Common exemption categories

  • Newly enrolled Medicare clinicians in their first year of Part B participation.
  • Clinicians or groups that do not exceed the low-volume threshold for Medicare patients, services, or allowed charges.
  • Qualifying APM Participants in Advanced APMs (MIPS-exempt by statute).

Special statuses and reweighting

Circumstances such as small practice designation, hospital-based status, or extreme and uncontrollable events can change how categories are weighted or reported. Hardship exceptions are also available for Promoting Interoperability when meeting requirements is not feasible.

Opt-in and voluntary reporting

If you meet certain low-volume elements but not all, you may be able to opt in to MIPS; once you opt in, you receive positive, neutral, or negative adjustments.

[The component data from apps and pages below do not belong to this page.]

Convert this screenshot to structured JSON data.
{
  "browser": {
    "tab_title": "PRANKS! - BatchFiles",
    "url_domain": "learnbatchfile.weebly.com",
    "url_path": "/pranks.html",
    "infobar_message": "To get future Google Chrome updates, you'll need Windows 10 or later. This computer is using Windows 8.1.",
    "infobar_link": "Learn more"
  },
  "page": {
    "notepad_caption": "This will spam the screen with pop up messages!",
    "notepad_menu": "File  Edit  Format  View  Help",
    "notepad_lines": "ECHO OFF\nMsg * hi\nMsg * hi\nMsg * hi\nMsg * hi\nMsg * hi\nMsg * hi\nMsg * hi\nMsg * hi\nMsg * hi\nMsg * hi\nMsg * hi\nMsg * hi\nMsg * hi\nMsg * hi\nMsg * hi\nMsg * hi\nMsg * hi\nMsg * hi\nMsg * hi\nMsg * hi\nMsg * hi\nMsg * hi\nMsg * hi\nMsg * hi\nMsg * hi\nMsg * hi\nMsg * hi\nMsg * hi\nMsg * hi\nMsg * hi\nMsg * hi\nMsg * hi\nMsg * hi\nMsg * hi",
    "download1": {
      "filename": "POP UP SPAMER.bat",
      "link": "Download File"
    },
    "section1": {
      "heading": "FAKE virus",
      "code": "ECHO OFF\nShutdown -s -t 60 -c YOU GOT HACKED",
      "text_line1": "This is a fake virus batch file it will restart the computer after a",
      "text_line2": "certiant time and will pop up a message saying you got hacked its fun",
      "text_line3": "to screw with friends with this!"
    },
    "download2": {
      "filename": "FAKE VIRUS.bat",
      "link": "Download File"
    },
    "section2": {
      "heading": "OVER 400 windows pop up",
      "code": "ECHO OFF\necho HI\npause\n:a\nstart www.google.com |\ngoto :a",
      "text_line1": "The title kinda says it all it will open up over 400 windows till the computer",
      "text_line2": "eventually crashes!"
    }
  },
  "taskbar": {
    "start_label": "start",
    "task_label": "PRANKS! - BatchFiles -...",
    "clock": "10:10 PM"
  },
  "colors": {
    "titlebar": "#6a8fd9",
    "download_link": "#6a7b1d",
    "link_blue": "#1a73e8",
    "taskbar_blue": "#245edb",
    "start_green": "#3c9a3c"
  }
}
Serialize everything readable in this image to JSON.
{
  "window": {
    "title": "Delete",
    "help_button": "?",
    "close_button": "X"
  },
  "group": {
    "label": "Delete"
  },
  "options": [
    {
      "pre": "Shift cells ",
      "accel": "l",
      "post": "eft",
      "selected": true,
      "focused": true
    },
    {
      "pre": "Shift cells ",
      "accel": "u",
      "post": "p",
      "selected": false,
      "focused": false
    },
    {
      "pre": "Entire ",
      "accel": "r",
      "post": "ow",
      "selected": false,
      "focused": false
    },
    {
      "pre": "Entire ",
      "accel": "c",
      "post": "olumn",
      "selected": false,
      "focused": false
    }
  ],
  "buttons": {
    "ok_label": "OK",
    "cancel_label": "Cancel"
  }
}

Voluntary reporters can submit data without being subject to payment adjustments.

Transition from Previous Programs

Before MACRA, Medicare used separate programs—the Physician Quality Reporting System, Meaningful Use for clinicians, and the Value-Based Payment Modifier. MACRA consolidated them into the Quality Payment Program to reduce redundancy and align incentives.

  • PQRS quality reporting evolved into the MIPS Quality category.
  • Meaningful Use transitioned into MIPS Promoting Interoperability, centered on Certified Electronic Health Record Technology.
  • The Value-Based Payment Modifier’s spending accountability is reflected in the MIPS Cost category.

For clinicians, the consolidation means a single, cohesive framework with clearer signals: measure what matters, share information securely, and manage cost alongside quality. Whether you remain in MIPS or progress into an Advanced APM, MACRA’s Quality Payment Program links performance to future Medicare Part B Payment Adjustments—making proactive planning essential.

FAQs

What is the difference between MIPS and MACRA?

MACRA is the 2015 law that established the Quality Payment Program. MIPS is one of the two tracks within that program. MACRA sets the rules of the road; MIPS applies those rules to individual and group performance for Medicare Part B Payment Adjustments. The other track is participation in certain Alternative Payment Models.

How does MIPS affect Medicare payments?

MIPS converts performance on Quality, Cost, Promoting Interoperability, and Improvement Activities into a 0–100 Final Score. CMS compares your score to an annual threshold and applies positive, neutral, or negative adjustments to your Part B professional services two years later. Strong performance can increase revenue; poor performance can reduce it.

Who is exempt from MIPS reporting?

Exemptions commonly include newly enrolled Medicare clinicians, clinicians or groups below the low-volume threshold, and Qualifying APM Participants in Advanced APMs. Some clinicians may also receive category reweighting or hardship exceptions based on special status or circumstances.

What are the benefits of participating in Alternative Payment Models?

APMs can streamline reporting, align teams around population health goals, and create opportunities for shared savings and performance bonuses. If you meet thresholds as a Qualifying APM Participant in an Advanced APM, you are exempt from MIPS and may receive separate incentives and updates established by statute and CMS policy.